This October, a new embassy is appearing in central London, as part of the Bloomsbury Festival. And it's a very different affair to the gargantuan US Embassy currently being built down south in Battersea. Whilst America is looking to move away from the heavily securitised “fortress” that is their current embassy in Grosvenor Square and towards something a little more corporate, in the form of a £620million glass cube, in Bloomsbury, meanwhile, London's newest embassy is being made from the cheapest timber sheets available. And it may not be an embassy for a global power, or even a little-known principality, but for arguably something much more important: children's rights.
This new Embassy of Children's Rights is a collaboration between the Bloomsbury Festival and designer Natasha Reid, and it's made entirely out of oriented strand board (OSB), an engineered wood particle board commonly used for boarding up windows in disused properties.
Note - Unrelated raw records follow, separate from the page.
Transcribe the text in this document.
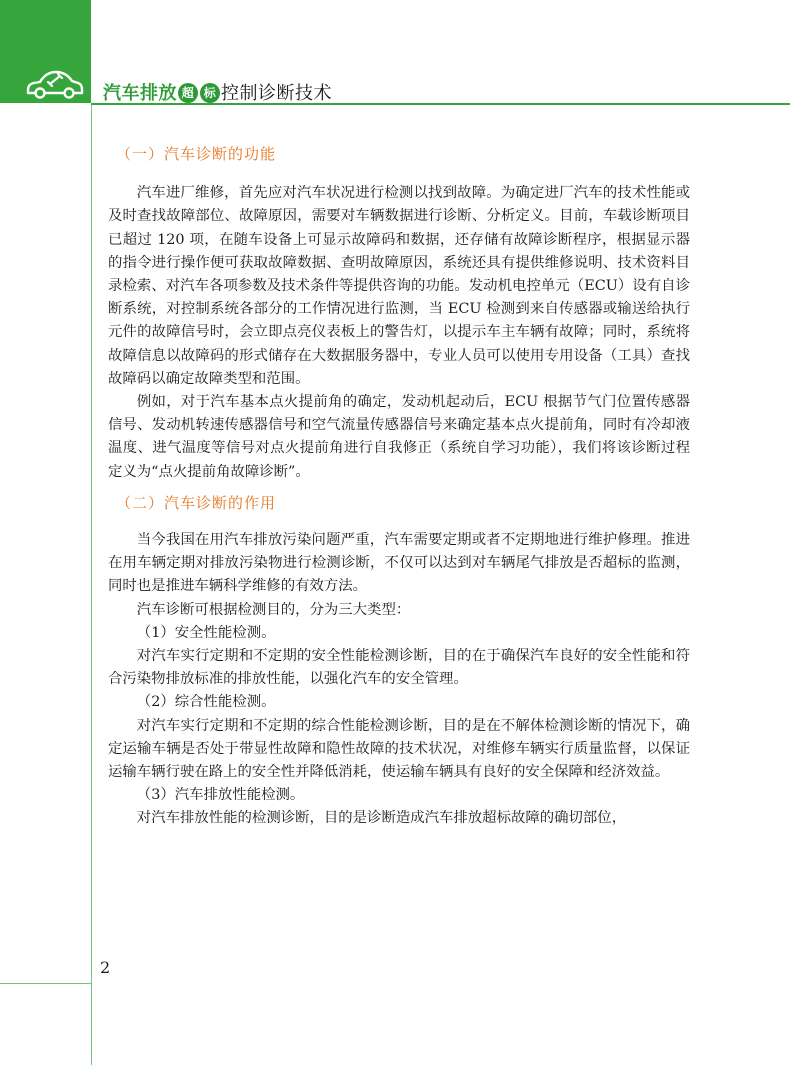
汽车排放 超 标 控制诊断技术
2
（一）汽车诊断的功能

汽车进厂维修，首先应对汽车状况进行检测以找到故障。为确定进厂汽车的技术性能或及时查找故障部位、故障原因，需要对车辆数据进行诊断、分析定义。目前，车载诊断项目已超过 120 项，在随车设备上可显示故障码和数据，还存储有故障诊断程序，根据显示器的指令进行操作便可获取故障数据、查明故障原因，系统还具有提供维修说明、技术资料目录检索、对汽车各项参数及技术条件等提供咨询的功能。发动机电控单元（ECU）设有自诊断系统，对控制系统各部分的工作情况进行监测，当 ECU 检测到来自传感器或输送给执行元件的故障信号时，会立即点亮仪表板上的警告灯，以提示车主车辆有故障；同时，系统将故障信息以故障码的形式储存在大数据服务器中，专业人员可以使用专用设备（工具）查找故障码以确定故障类型和范围。

例如，对于汽车基本点火提前角的确定，发动机起动后，ECU 根据节气门位置传感器信号、发动机转速传感器信号和空气流量传感器信号来确定基本点火提前角，同时有冷却液温度、进气温度等信号对点火提前角进行自我修正（系统自学习功能），我们将该诊断过程定义为“点火提前角故障诊断”。

（二）汽车诊断的作用

当今我国在用汽车排放污染问题严重，汽车需要定期或者不定期地进行维护修理。推进在用车辆定期对排放污染物进行检测诊断，不仅可以达到对车辆尾气排放是否超标的监测，同时也是推进车辆科学维修的有效方法。

汽车诊断可根据检测目的，分为三大类型：

（1）安全性能检测。

对汽车实行定期和不定期的安全性能检测诊断，目的在于确保汽车良好的安全性能和符合污染物排放标准的排放性能，以强化汽车的安全管理。

（2）综合性能检测。

对汽车实行定期和不定期的综合性能检测诊断，目的是在不解体检测诊断的情况下，确定运输车辆是否处于带显性故障和隐性故障的技术状况，对维修车辆实行质量监督，以保证运输车辆行驶在路上的安全性并降低消耗，使运输车辆具有良好的安全保障和经济效益。

（3）汽车排放性能检测。

对汽车排放性能的检测诊断，目的是诊断造成汽车排放超标故障的确切部位，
Reid was attracted to the idea of using this kind of material, because of her interest, she tells me, in “creating beauty out of something not normally associated with it”. And it is undoubtedly a beautiful structure – like the large and gently undulating ribcage of docile, prehistoric herbivore.
You can't save the world with
The material's versatility also fits with the flexibility of the project itself. Because, before it becomes a sanctuary in support of children's right to play, the same flat-pack pavilion design has popped up in a host of different locations. Originally conceived as an Embassy for Refugees, realised in collaboration with engineers Arup, it now exists under the name, Transient Sanctuaries, and has appeared on the South Bank, the newly opened Olympic Park in Stratford, and as far afield as the Black Mountains in Wales, as part of Green Man festival. During that time, the pavilions have played host to a whole range of talks, workshops and activities: the incarnation on the South Bank, for example, hosted the UN High Commission for Refugees for their launch of Untold Stories, a report on families in the asylum process.
The ability of the structure to serve a multiplicity of different purposes in different locations demonstrates Reid's surprisingly humble approach to her own practice. Her interest, she tells me, is in “the power of design beyond just making stuff. It's about relationships between people and countries and institutions.” “You can't save the world with design alone,” she continues. “It can be a part of that process, but you're not going to change policy single-handedly.”
Transient Sanctuaries continues Reid's interest in appropriating the typology of authority for those in positions of vulnerability. As it says on her website: “It asks whether diplomacy can be employed for the marginalised rather than the powerful. Representation for the misrepresented?” The project continues to change and evolve, but this particular iteration in Bloomsbury is particularly fitting: “I developed the design of the pavilions through workshops with children,” Reid explains, “so it feels like a great way to round off the project.”
The Embassy of Children's Rights: Grand Opening – 18th October 2013, with illuminations, live music, food and all manner of other fun and games.